Decades of Trickle Down Tax Cuts Hurt Workers By Jeopardizing Key Federal Programs
- Republican tax cuts have failed to boost job growth or wages. In the two years immediately following the 2017 Trump tax law (before COVID) worker wages and corporate hiring actually grew more slowly than under the last two years prior to the law’s enactment.
- After slashing taxes for the very rich, Republicans often immediately pivot to using the ballooning deficits they created as an excuse to force through draconian cuts to public services or programs for working families. Examples include:
- From 2010 to 2021, when Republicans controlled at least one chamber of Congress, annual funding for the National Labor Relations Board dropped from (an inflation adjusted) $352 million to just $274 million, a real-dollar cut of 22%. That means fewer NLRB staff assisting with union elections, overseeing disputes, and holding corporations to account for unfair labor practices.
- From 2010 to 2021, the Labor Department’s Job Corps—the largest free residential education and job training program for young adults—saw its funding drop from $2.19 billion to $1.75 billion, a real dollar cut of 20%.
- From 2010 to 2021, the Equal Employment Opportunity Commission—which is tasked with enforcing civil rights laws against workplace discrimination—saw its funding drop from $456 million to $404 million, a real dollar cut of 11%.
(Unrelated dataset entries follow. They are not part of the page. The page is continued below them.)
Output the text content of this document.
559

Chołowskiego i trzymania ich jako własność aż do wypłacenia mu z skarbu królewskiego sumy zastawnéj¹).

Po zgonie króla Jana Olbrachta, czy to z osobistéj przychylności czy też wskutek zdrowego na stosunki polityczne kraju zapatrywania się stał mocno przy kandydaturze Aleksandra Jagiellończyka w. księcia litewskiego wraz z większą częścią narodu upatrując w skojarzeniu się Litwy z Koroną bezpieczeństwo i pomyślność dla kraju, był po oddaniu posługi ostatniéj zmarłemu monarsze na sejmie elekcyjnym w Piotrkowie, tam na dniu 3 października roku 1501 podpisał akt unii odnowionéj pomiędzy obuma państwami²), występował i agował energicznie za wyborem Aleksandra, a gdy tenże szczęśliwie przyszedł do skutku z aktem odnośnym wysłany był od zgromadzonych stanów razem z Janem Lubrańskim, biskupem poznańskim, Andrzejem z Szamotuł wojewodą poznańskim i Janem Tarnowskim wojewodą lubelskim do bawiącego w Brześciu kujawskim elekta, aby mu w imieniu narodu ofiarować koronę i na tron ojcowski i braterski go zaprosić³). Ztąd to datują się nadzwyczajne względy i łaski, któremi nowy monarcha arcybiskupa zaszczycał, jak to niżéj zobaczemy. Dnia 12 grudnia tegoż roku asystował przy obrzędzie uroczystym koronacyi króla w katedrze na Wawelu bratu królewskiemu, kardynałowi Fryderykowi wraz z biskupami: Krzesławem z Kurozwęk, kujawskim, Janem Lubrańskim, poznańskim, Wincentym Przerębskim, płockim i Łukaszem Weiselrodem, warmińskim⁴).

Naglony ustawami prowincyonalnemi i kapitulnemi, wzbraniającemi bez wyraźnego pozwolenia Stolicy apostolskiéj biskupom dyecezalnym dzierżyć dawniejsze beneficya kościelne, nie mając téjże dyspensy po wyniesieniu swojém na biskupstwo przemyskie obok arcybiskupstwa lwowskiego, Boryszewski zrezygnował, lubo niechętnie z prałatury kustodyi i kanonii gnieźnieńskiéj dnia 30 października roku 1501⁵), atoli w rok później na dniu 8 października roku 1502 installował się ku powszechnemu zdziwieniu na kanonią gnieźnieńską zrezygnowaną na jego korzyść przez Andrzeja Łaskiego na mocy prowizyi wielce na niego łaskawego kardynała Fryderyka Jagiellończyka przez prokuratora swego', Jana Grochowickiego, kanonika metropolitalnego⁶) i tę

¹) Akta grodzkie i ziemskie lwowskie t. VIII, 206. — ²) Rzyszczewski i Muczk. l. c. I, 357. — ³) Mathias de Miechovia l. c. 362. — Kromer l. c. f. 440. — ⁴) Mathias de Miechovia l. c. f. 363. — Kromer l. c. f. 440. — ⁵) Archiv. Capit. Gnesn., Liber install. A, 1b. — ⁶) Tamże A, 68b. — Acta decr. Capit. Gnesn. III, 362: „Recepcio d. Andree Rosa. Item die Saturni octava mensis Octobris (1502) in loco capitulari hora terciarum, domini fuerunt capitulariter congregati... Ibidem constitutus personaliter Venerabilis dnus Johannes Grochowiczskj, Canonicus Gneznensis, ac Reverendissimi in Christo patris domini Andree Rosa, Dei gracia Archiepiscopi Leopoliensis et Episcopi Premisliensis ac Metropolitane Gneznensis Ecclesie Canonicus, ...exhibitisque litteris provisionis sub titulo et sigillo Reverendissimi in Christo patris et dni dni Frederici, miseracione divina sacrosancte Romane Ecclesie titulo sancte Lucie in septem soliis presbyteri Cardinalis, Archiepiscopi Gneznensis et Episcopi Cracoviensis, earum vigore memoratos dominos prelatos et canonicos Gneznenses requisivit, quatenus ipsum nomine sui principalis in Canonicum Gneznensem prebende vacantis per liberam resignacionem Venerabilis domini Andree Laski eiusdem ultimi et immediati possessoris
- Republican tax cuts—that have mostly been slanted to the wealthy—have been the primary driver of federal debt this century, costing the Treasury more than $10 trillion since 2001. These series of tax handouts to the ultra-wealthy have helped exacerbate wealth inequality, with the richest top 0.1% of households growing their wealth by 400% since 2001 while the bottom 50% of households saw their wealth grow by less than half that rate (180%) during that same period.
- Every dollar spent on tax cuts for the rich is a dollar not being used for much-needed public services that lift working families up.
- Extending the estate tax policies in the Trump-GOP law would cost over $170 billion over the next decade and would only go into the pockets of the richest 0.2% of households. For that same amount of money Congress could; 1) expand access to public housing for over 1 million families; 2) provide 12 weeks of maternity leave for over 1.8 million working mothers; or 3) give free pre-k to over 1.3 million children.